Australian ruling circles are increasingly concerned about their declining hegemony in a region long regarded by Canberra as its exclusive sphere of influence. PNG is the most strategically important country in the South Pacific, lying only 160 kilometres from the northern-most tip of Australia and bordering key naval routes. It also has the largest economy of any of the small Pacific island states. PNG is regarded as the cornerstone of Canberra’s broader dominance in the South Pacific.

The Exxon-led project underscores the financial interests bound up with the Australian government’s relations with PNG. Australian corporations have more than $US4 billion invested in the country, including major companies such as Rio Tinto, BHP and Oil Search, which have siphoned large profits out of the country.

Concern for Australia’s interests in the region played no small role in driving the former Howard government’s military-police interventions. Following Canberra’s takeover of key posts in Solomon Islands in 2003, PNG was targeted for similar treatment. More than 100 Australian Federal Police (AFP) were dispatched, along with a number of officials and “advisors” who were inserted into the PNG state apparatus under the Enhanced Cooperation Program. These police, however, were withdrawn in 2005 following a court ruling that stripped them of immunity from PNG law.

Highlighting its commitment to Australian imperialist interests in the Pacific, the Rudd Labor government is discussing whether to send the AFP back into PNG.

No benefit for ordinary people

While the new $10 billion gas project is being welcomed in Port Moresby and Canberra, it will bring no benefit to the vast majority of the population. Despite the influx of investment, about 40 percent of people continue to live on less than $US1 a day. The country is among the most impoverished in the world, with rampant illiteracy, unemployment, and poor health. The UN Human Development Index ranks PNG 145th out of 177 countries—on a par with Sudan.

A number of similar projects launched in the past worsened the plight of many villagers, with mining giants inflicting severe environmental damage. The most infamous example was the Australian mining giant BHP’s dumping of 80,000 tonnes of tailings (rock waste)—containing copper, zinc, cadmium and lead—directly into the Fly and Ok Tedi rivers every day for two decades. According to one expert, it will take more than 300 years to clean up the area affected by mining pollutants.

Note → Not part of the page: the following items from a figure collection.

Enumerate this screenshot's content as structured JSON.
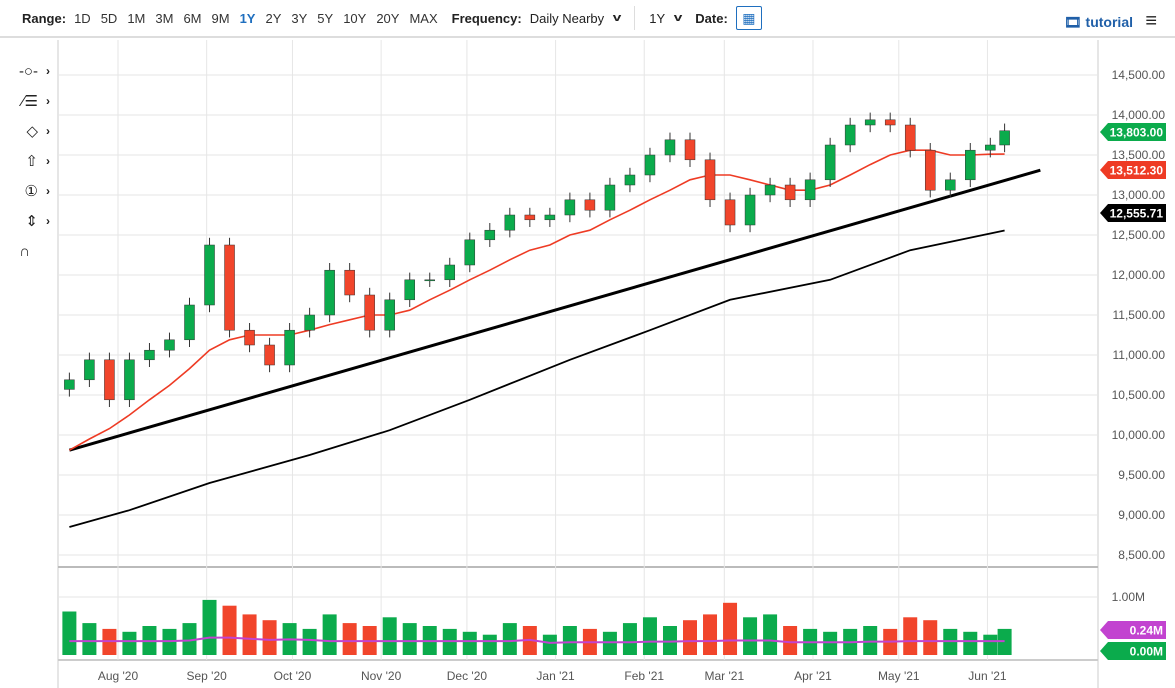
{
  "toolbar": {
    "range_label": "Range:",
    "ranges": [
      "1D",
      "5D",
      "1M",
      "3M",
      "6M",
      "9M",
      "1Y",
      "2Y",
      "3Y",
      "5Y",
      "10Y",
      "20Y",
      "MAX"
    ],
    "active_range": "1Y",
    "frequency_label": "Frequency:",
    "frequency_value": "Daily Nearby",
    "period_value": "1Y",
    "date_label": "Date:",
    "tutorial_label": "tutorial"
  },
  "tools": [
    "crosshair-icon",
    "trendline-icon",
    "shape-icon",
    "arrow-up-icon",
    "annotation-number-icon",
    "measure-icon",
    "magnet-icon"
  ],
  "chart_data": {
    "type": "candlestick",
    "x_unit": "days since Jul 15 2020 (weekly samples)",
    "ylim": [
      8500,
      14700
    ],
    "y_ticks": [
      "14,500.00",
      "14,000.00",
      "13,500.00",
      "13,000.00",
      "12,500.00",
      "12,000.00",
      "11,500.00",
      "11,000.00",
      "10,500.00",
      "10,000.00",
      "9,500.00",
      "9,000.00",
      "8,500.00"
    ],
    "y_tick_values": [
      14500,
      14000,
      13500,
      13000,
      12500,
      12000,
      11500,
      11000,
      10500,
      10000,
      9500,
      9000,
      8500
    ],
    "x_ticks": [
      {
        "label": "Aug '20",
        "day": 17
      },
      {
        "label": "Sep '20",
        "day": 48
      },
      {
        "label": "Oct '20",
        "day": 78
      },
      {
        "label": "Nov '20",
        "day": 109
      },
      {
        "label": "Dec '20",
        "day": 139
      },
      {
        "label": "Jan '21",
        "day": 170
      },
      {
        "label": "Feb '21",
        "day": 201
      },
      {
        "label": "Mar '21",
        "day": 229
      },
      {
        "label": "Apr '21",
        "day": 260
      },
      {
        "label": "May '21",
        "day": 290
      },
      {
        "label": "Jun '21",
        "day": 321
      }
    ],
    "close": [
      10690,
      10940,
      10440,
      10940,
      11060,
      11190,
      11625,
      12375,
      11310,
      11125,
      10875,
      11310,
      11500,
      12060,
      11750,
      11310,
      11690,
      11940,
      11940,
      12125,
      12440,
      12560,
      12750,
      12690,
      12750,
      12940,
      12810,
      13125,
      13250,
      13500,
      13690,
      13440,
      12940,
      12625,
      13000,
      13125,
      12940,
      13190,
      13625,
      13875,
      13940,
      13875,
      13560,
      13060,
      13190,
      13560,
      13625,
      13803
    ],
    "ma50": [
      9810,
      9950,
      10080,
      10250,
      10440,
      10620,
      10830,
      11060,
      11190,
      11250,
      11250,
      11250,
      11310,
      11380,
      11440,
      11500,
      11500,
      11560,
      11690,
      11810,
      11940,
      12060,
      12190,
      12310,
      12375,
      12500,
      12560,
      12690,
      12810,
      12940,
      13060,
      13190,
      13250,
      13250,
      13190,
      13125,
      13060,
      13060,
      13125,
      13250,
      13380,
      13500,
      13560,
      13560,
      13500,
      13500,
      13510,
      13512.3
    ],
    "ma200_points": [
      [
        0,
        8850
      ],
      [
        3,
        9060
      ],
      [
        7,
        9400
      ],
      [
        12,
        9750
      ],
      [
        16,
        10060
      ],
      [
        20,
        10440
      ],
      [
        25,
        10940
      ],
      [
        29,
        11310
      ],
      [
        33,
        11690
      ],
      [
        38,
        11940
      ],
      [
        42,
        12310
      ],
      [
        47,
        12555.71
      ]
    ],
    "trendline": [
      [
        0,
        9810
      ],
      [
        48.5,
        13310
      ]
    ],
    "price_labels": {
      "last": "13,803.00",
      "ma50": "13,512.30",
      "ma200": "12,555.71"
    },
    "volume": {
      "y_tick": "1.00M",
      "avg_label": "0.24M",
      "last_label": "0.00M",
      "ylim": [
        0,
        1.1
      ],
      "values": [
        0.75,
        0.55,
        0.45,
        0.4,
        0.5,
        0.45,
        0.55,
        0.95,
        0.85,
        0.7,
        0.6,
        0.55,
        0.45,
        0.7,
        0.55,
        0.5,
        0.65,
        0.55,
        0.5,
        0.45,
        0.4,
        0.35,
        0.55,
        0.5,
        0.35,
        0.5,
        0.45,
        0.4,
        0.55,
        0.65,
        0.5,
        0.6,
        0.7,
        0.9,
        0.65,
        0.7,
        0.5,
        0.45,
        0.4,
        0.45,
        0.5,
        0.45,
        0.65,
        0.6,
        0.45,
        0.4,
        0.35,
        0.45
      ],
      "avg": [
        0.24,
        0.24,
        0.24,
        0.24,
        0.24,
        0.24,
        0.25,
        0.3,
        0.3,
        0.28,
        0.26,
        0.27,
        0.26,
        0.24,
        0.24,
        0.24,
        0.24,
        0.24,
        0.24,
        0.24,
        0.24,
        0.24,
        0.24,
        0.26,
        0.21,
        0.22,
        0.22,
        0.22,
        0.22,
        0.23,
        0.23,
        0.24,
        0.24,
        0.25,
        0.25,
        0.25,
        0.22,
        0.22,
        0.22,
        0.22,
        0.23,
        0.23,
        0.24,
        0.24,
        0.24,
        0.24,
        0.24,
        0.24
      ]
    },
    "colors": {
      "up": "#0bab4c",
      "down": "#f1452b",
      "ma50": "#ee3b24",
      "ma200": "#000000",
      "avg": "#c243d0"
    }
  }
}
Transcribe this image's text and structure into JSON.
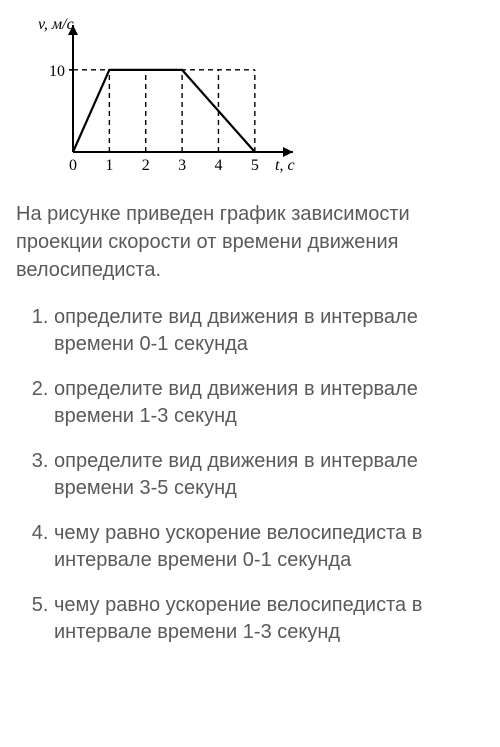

Of the 7,500 full-time jobs expected to be generated in the initial construction phase of the new gas project, just 1,500 will be allocated to PNG workers. When the LNG plant begins operations in 2014 it will directly sustain 850 positions. These limited employment opportunities are typical of the capital-intensive mining industries that dominate the PNG economy. Increasing numbers of young people are abandoning their home villages and a life based on subsistence agriculture. In Port Moresby and other urban centres, however, there are few jobs available, producing increasing poverty, homelessness, and related social problems.

The PNG economy remains dependent on revenues from large-scale mineral projects, and as a result, is highly vulnerable to external shocks, particularly from any decline in commodity prices.

The current commodities boom brings its own problems. ACIL Tasman’s impact report on the Exxon-led project cautioned about the possibility of “Dutch Disease” hitting PNG. For economists, “Dutch Disease” refers to an influx of revenue from natural resources exports raising the value of the country’s currency, adversely affecting manufacturing and agricultural exports. ACIL Tasman concluded that it was virtually certain that increased revenue flows from the project would see an appreciation of PNG’s currency, the kina. Selling PNG’s other exports, such coffee and copra, would then become more difficult, leading to a loss of jobs in the agricultural sector.